Shares of Zee Entertainment Enterprises plummeted after Sony Group announced the termination of its merger with the Mumbai-based media company’s Indian unit.
In Tuesday morning trade, shares fell by 10% to reach 208.60 Indian rupees ($2.51).
Sony Group stated on Monday that the merger failed to meet the deadline for completion, as the closing conditions were not fulfilled.
The merger between Sony’s India unit and Zee was initially planned in 2021 to cater to the increasing demand for entertainment content from consumers. As per the agreement, Sony intended to indirectly hold a majority 51% stake in the combined company and invest approximately $1.06 billion as growth capital. Zee Chief Executive Punit Goenka was slated to lead the entity as CEO, as announced by both companies earlier.

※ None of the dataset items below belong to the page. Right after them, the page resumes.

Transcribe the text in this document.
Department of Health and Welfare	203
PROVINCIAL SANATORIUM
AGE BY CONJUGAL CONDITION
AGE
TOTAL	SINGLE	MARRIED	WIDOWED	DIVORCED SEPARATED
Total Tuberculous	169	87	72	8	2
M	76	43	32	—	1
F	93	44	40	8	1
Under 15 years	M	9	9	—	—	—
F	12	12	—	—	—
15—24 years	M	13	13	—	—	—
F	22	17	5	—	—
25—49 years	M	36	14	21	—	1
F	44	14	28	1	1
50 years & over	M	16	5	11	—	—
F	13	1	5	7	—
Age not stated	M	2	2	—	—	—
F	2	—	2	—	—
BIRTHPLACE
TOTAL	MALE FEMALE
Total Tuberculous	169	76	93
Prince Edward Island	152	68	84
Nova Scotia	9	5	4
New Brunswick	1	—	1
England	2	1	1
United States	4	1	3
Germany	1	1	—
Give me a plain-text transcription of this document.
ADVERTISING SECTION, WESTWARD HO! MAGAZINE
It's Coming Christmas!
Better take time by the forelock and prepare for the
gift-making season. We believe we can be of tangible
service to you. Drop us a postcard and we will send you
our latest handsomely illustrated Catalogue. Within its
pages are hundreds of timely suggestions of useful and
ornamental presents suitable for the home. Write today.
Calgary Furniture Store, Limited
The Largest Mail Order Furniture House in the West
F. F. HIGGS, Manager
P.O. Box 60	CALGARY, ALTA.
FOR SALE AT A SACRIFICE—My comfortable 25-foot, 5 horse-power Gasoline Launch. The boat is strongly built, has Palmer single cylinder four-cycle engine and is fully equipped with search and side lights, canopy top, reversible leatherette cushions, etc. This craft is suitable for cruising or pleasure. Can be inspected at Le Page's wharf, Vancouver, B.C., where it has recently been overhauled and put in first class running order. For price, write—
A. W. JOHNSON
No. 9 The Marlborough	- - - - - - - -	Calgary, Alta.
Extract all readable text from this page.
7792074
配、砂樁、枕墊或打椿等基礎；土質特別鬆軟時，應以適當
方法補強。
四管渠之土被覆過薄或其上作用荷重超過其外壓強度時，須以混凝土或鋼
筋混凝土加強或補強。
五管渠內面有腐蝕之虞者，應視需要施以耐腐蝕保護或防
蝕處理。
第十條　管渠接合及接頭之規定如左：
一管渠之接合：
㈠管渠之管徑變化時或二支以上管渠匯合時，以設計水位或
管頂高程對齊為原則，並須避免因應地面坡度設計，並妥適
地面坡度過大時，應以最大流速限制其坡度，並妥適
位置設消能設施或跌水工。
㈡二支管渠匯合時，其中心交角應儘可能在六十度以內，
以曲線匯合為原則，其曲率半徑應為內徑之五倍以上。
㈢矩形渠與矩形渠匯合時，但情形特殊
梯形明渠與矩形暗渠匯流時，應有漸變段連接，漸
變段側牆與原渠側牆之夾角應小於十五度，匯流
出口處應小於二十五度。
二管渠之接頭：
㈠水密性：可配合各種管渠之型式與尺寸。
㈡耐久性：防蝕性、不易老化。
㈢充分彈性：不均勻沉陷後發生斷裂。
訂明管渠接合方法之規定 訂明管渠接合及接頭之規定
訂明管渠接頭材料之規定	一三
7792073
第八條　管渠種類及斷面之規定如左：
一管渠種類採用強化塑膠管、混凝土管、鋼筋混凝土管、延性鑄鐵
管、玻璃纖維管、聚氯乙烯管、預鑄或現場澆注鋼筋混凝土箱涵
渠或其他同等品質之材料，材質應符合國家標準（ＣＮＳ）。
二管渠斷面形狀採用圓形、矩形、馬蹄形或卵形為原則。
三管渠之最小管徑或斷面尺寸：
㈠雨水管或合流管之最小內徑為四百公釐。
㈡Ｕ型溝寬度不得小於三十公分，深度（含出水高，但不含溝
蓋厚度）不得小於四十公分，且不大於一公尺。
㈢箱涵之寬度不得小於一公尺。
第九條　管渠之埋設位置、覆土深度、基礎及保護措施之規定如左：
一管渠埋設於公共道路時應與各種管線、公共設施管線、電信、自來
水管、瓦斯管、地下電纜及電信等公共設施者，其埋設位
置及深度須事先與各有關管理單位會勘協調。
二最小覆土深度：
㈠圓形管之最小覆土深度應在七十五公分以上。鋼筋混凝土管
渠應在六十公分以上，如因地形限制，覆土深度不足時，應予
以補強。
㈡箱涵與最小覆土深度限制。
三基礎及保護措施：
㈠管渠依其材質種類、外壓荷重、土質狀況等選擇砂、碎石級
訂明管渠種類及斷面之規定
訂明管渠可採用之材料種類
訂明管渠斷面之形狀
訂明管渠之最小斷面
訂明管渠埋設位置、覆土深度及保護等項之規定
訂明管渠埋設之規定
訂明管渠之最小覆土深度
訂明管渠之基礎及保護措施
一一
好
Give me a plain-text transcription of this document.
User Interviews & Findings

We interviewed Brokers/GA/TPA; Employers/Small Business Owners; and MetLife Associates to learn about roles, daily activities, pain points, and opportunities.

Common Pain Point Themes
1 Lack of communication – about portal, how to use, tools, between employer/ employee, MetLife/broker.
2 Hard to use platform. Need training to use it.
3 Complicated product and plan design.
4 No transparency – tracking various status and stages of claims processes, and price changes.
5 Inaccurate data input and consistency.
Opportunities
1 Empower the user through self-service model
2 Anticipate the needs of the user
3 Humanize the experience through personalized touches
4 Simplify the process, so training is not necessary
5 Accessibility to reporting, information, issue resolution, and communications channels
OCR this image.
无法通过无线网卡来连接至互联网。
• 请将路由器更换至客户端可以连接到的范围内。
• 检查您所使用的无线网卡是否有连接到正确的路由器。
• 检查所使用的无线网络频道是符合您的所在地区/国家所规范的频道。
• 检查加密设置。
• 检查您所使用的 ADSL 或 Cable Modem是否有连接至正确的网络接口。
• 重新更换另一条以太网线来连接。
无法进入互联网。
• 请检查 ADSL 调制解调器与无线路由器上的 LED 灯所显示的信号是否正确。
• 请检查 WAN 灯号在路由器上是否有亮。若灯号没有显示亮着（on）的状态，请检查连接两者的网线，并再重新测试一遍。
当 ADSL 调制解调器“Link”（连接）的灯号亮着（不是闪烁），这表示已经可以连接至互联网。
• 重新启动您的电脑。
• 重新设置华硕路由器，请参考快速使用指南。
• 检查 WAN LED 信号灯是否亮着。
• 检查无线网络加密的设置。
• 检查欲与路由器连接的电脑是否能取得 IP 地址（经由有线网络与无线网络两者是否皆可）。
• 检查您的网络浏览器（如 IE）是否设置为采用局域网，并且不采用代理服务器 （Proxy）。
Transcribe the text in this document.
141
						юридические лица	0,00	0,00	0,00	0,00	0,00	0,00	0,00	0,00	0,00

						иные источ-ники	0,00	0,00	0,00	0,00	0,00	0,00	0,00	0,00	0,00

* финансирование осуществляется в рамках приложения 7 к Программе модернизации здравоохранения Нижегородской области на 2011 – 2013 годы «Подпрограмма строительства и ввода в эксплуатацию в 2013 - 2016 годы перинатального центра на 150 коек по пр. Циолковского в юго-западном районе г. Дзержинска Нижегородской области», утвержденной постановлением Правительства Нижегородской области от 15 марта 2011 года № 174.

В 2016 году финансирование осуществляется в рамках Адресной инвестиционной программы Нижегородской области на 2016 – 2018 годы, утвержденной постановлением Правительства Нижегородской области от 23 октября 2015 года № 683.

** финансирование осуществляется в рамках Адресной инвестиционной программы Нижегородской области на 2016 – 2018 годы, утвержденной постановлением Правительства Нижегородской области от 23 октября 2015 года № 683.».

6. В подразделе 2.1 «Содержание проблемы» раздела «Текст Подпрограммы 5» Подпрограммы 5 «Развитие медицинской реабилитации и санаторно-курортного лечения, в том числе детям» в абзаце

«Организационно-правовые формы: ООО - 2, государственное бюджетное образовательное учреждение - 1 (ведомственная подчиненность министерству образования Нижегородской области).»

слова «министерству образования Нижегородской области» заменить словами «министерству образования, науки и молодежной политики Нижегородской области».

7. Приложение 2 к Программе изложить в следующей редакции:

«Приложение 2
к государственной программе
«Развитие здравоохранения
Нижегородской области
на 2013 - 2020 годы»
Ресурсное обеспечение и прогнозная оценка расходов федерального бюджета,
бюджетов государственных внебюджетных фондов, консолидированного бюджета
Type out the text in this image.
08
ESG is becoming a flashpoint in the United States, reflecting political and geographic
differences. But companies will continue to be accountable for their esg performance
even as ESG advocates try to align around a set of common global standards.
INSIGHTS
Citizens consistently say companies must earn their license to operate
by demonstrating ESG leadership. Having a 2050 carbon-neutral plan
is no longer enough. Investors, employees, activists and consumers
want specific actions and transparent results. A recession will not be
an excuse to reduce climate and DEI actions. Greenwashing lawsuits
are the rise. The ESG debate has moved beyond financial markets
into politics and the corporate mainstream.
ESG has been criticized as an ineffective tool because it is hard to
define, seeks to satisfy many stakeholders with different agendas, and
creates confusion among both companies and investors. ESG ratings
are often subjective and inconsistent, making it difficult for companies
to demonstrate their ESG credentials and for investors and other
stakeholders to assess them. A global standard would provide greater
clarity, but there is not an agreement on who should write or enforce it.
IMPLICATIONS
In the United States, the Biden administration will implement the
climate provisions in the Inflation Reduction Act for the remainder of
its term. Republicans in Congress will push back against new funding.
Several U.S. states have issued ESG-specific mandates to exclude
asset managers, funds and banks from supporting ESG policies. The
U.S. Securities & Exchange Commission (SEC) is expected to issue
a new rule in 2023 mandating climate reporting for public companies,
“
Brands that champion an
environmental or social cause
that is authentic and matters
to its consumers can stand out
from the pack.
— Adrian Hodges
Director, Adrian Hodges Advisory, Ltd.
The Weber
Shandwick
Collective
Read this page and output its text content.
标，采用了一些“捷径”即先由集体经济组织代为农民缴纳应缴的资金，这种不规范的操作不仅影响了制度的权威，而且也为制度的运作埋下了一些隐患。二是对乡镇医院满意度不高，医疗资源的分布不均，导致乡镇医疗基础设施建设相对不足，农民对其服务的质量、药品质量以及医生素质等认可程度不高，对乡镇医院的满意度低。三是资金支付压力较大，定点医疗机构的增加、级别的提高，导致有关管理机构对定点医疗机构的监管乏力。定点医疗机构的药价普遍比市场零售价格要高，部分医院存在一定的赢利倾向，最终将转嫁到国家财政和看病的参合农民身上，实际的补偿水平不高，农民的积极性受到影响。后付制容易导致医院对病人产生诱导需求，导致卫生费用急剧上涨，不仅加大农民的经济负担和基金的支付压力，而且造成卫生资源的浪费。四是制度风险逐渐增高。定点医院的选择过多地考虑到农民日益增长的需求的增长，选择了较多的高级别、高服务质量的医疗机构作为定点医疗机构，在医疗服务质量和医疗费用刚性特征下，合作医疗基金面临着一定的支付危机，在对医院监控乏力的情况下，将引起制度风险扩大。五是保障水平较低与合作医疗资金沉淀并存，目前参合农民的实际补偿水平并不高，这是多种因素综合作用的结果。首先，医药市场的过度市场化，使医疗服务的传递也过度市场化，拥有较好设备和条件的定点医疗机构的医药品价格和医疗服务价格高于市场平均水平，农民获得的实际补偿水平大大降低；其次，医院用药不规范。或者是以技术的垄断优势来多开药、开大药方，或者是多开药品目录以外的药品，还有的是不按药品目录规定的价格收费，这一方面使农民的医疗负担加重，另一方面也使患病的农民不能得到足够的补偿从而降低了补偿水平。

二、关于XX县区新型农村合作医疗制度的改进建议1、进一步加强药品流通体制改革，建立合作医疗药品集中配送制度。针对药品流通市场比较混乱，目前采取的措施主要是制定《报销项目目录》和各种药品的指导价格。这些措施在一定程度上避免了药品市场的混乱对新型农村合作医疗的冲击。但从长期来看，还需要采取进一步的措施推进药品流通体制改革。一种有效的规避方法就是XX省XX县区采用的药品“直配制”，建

Zee responded on Monday by refuting Sony’s claims and asserting that it would take necessary actions to protect the interests of its stakeholders. Additionally, Sony is allegedly seeking a termination fee of $90 million due to Zee’s alleged breaches of the merger agreement terms.
Zee is expected to announce its results for the third quarter ending on December 31 in the upcoming weeks. During its second quarter, Zee witnessed an 8.9% growth in net profit from the previous year, totaling INR1.23 billion, while its revenue increased by 20% to INR24.38 billion, mainly driven by higher subscription revenues.